Reputation: 53
I'm looking for the faster way to compress big folder ( around 30 Go ) in python. The compression level is not the priority. I have tried some libraries like tarfile or zipfile. Do you know any other libraries? My script is running on Linux, does Linux command like gzip, bzip2 or xz are faster? Any advices are welcome.
Thanks
Upvotes: 2
Views: 4553
Reputation: 403
I needed to compress in zip format big directories so I compared time between bash commands and python code. Linux command:
zip -r /home/dir_1.zip /home/dir_1
Python command:
shutil.make_archive('/home/dir_1', zip, '/home/dir_1')
since the time to compress the same folder was comparable, I have decided to use the Python function with multiple cores (Pool(4)) in other to compress multiple folders at the same time:
import shutil
from pathlib import Path
from multiprocessing import Pool
from tqdm import tqdm
list_dir_paths = ['/home/dir_1', '/home/dir_2','/home/dir_3','/home/dir_4']
def zip_function(i):
dir_path = Path(list_dir_paths[i])
try:
if dir_path.is_dir():
shutil.make_archive(dir_path, 'zip', dir_path)

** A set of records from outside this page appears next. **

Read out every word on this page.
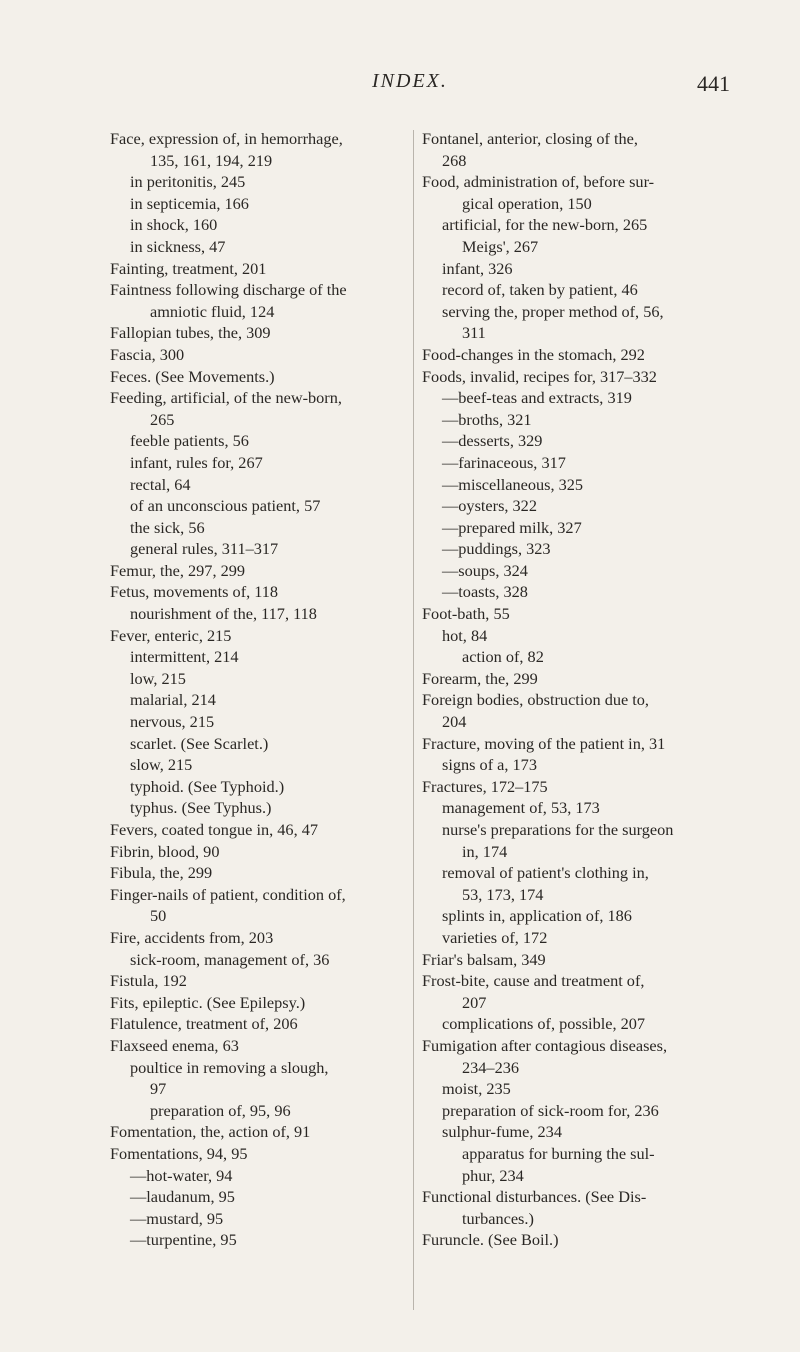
INDEX.	441
Face, expression of, in hemorrhage,
135, 161, 194, 219
in peritonitis, 245
in septicemia, 166
in shock, 160
in sickness, 47
Fainting, treatment, 201
Faintness following discharge of the
amniotic fluid, 124
Fallopian tubes, the, 309
Fascia, 300
Feces. (See Movements.)
Feeding, artificial, of the new-born,
265
feeble patients, 56
infant, rules for, 267
rectal, 64
of an unconscious patient, 57
the sick, 56
general rules, 311–317
Femur, the, 297, 299
Fetus, movements of, 118
nourishment of the, 117, 118
Fever, enteric, 215
intermittent, 214
low, 215
malarial, 214
nervous, 215
scarlet. (See Scarlet.)
slow, 215
typhoid. (See Typhoid.)
typhus. (See Typhus.)
Fevers, coated tongue in, 46, 47
Fibrin, blood, 90
Fibula, the, 299
Finger-nails of patient, condition of,
50
Fire, accidents from, 203
sick-room, management of, 36
Fistula, 192
Fits, epileptic. (See Epilepsy.)
Flatulence, treatment of, 206
Flaxseed enema, 63
poultice in removing a slough,
97
preparation of, 95, 96
Fomentation, the, action of, 91
Fomentations, 94, 95
—hot-water, 94
—laudanum, 95
—mustard, 95
—turpentine, 95
Fontanel, anterior, closing of the,
268
Food, administration of, before sur-
gical operation, 150
artificial, for the new-born, 265
Meigs', 267
infant, 326
record of, taken by patient, 46
serving the, proper method of, 56,
311
Food-changes in the stomach, 292
Foods, invalid, recipes for, 317–332
—beef-teas and extracts, 319
—broths, 321
—desserts, 329
—farinaceous, 317
—miscellaneous, 325
—oysters, 322
—prepared milk, 327
—puddings, 323
—soups, 324
—toasts, 328
Foot-bath, 55
hot, 84
action of, 82
Forearm, the, 299
Foreign bodies, obstruction due to,
204
Fracture, moving of the patient in, 31
signs of a, 173
Fractures, 172–175
management of, 53, 173
nurse's preparations for the surgeon
in, 174
removal of patient's clothing in,
53, 173, 174
splints in, application of, 186
varieties of, 172
Friar's balsam, 349
Frost-bite, cause and treatment of,
207
complications of, possible, 207
Fumigation after contagious diseases,
234–236
moist, 235
preparation of sick-room for, 236
sulphur-fume, 234
apparatus for burning the sul-
phur, 234
Functional disturbances. (See Dis-
turbances.)
Furuncle. (See Boil.)
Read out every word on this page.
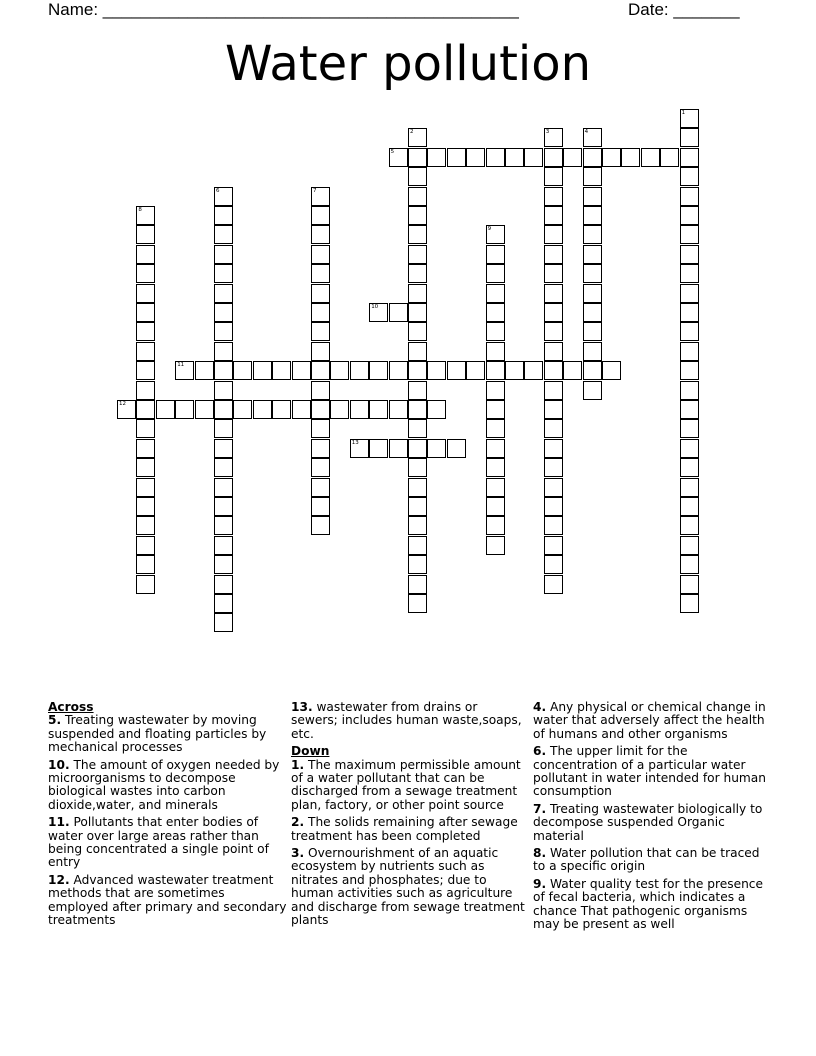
Name: ____________________________________________	Date: _______
Water pollution
1
2	3	4
5
6	7
8
9
10
11
12
13
Across
5. Treating wastewater by moving suspended and floating particles by mechanical processes
10. The amount of oxygen needed by microorganisms to decompose biological wastes into carbon dioxide,water, and minerals
11. Pollutants that enter bodies of water over large areas rather than being concentrated a single point of entry
12. Advanced wastewater treatment methods that are sometimes employed after primary and secondary treatments
13. wastewater from drains or sewers; includes human waste,soaps, etc.
Down
1. The maximum permissible amount of a water pollutant that can be discharged from a sewage treatment plan, factory, or other point source
2. The solids remaining after sewage treatment has been completed
3. Overnourishment of an aquatic ecosystem by nutrients such as nitrates and phosphates; due to human activities such as agriculture and discharge from sewage treatment plants
4. Any physical or chemical change in water that adversely affect the health of humans and other organisms
6. The upper limit for the concentration of a particular water pollutant in water intended for human consumption
7. Treating wastewater biologically to decompose suspended Organic material
8. Water pollution that can be traced to a specific origin
9. Water quality test for the presence of fecal bacteria, which indicates a chance That pathogenic organisms may be present as well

print('[ZIPPED]' , dir_path)
else:
print('[NOT DIR]', dir_path)
except Exception as e:
print('[ERROR]', dir_path)
print(e)
if __name__ == '__main__':
with Pool(4) as p:
r = list(
tqdm(
p.imap(zip_function, range(len(list_dir_paths))),
desc='Zipping directories: ',
total=len(list_dir_paths)
)
in a similar way you could use another function to zip in parallel multiple files
Upvotes: 0
Reputation: 1101
Here Is a sample code which ask for folder to be zipped using tkinter lib and Zip it to the Directory named as target Directory.Hope it will Help
from tkinter import *
from tkinter.filedialog import askdirectory
import os
import time
source1 = askdirectory()#Source Directory
print(source1)
source = [str(source1)]
target_dir = '/Users/Dlucidone/Documents/'# Target_Directory
if not os.path.exists(target_dir):
os.mkdir(target_dir)
today = target_dir + os.sep + time.strftime('%Y%m%d')
comment = "zippingDir"#input('Enter a comment --> ')
if len(comment) == 0:
target = today + os.sep + '.zip'
else:
target = today + os.sep + '_' + \
comment.replace(' ', '_') + '.zip'
if not os.path.exists(today):
os.mkdir(today)
print('Successfully created directory', today)
zip_command = "zip -r {0} {1}".format(target,' '.join(source))
print("Zip command is:")
print(zip_command)
print("Running:")
if os.system(zip_command) == 0:
print('Successful backup to', target)
else:
print('Backup FAILED')
Upvotes: 1
Reputation: 1678
I'd suggest you to use the native linux commands and compare the speed or execution time. Use for example the native tar
command.
import time
import os
start = time.time()
os.system("tar -cvf name.tar /path/to/directory")
end = time.time()
print("Elapsed time: %s"%(end - start,))
But mention that tar
does no compression. To reduce the file size you should use gzip
.
import time
import os
start = time.time()
os.system("tar -cvf name.tar /path/to/directory")
os.system("gzip name.tar")
end = time.time()
print("Elapsed time: %s"%(end - start,))
Upvotes: 3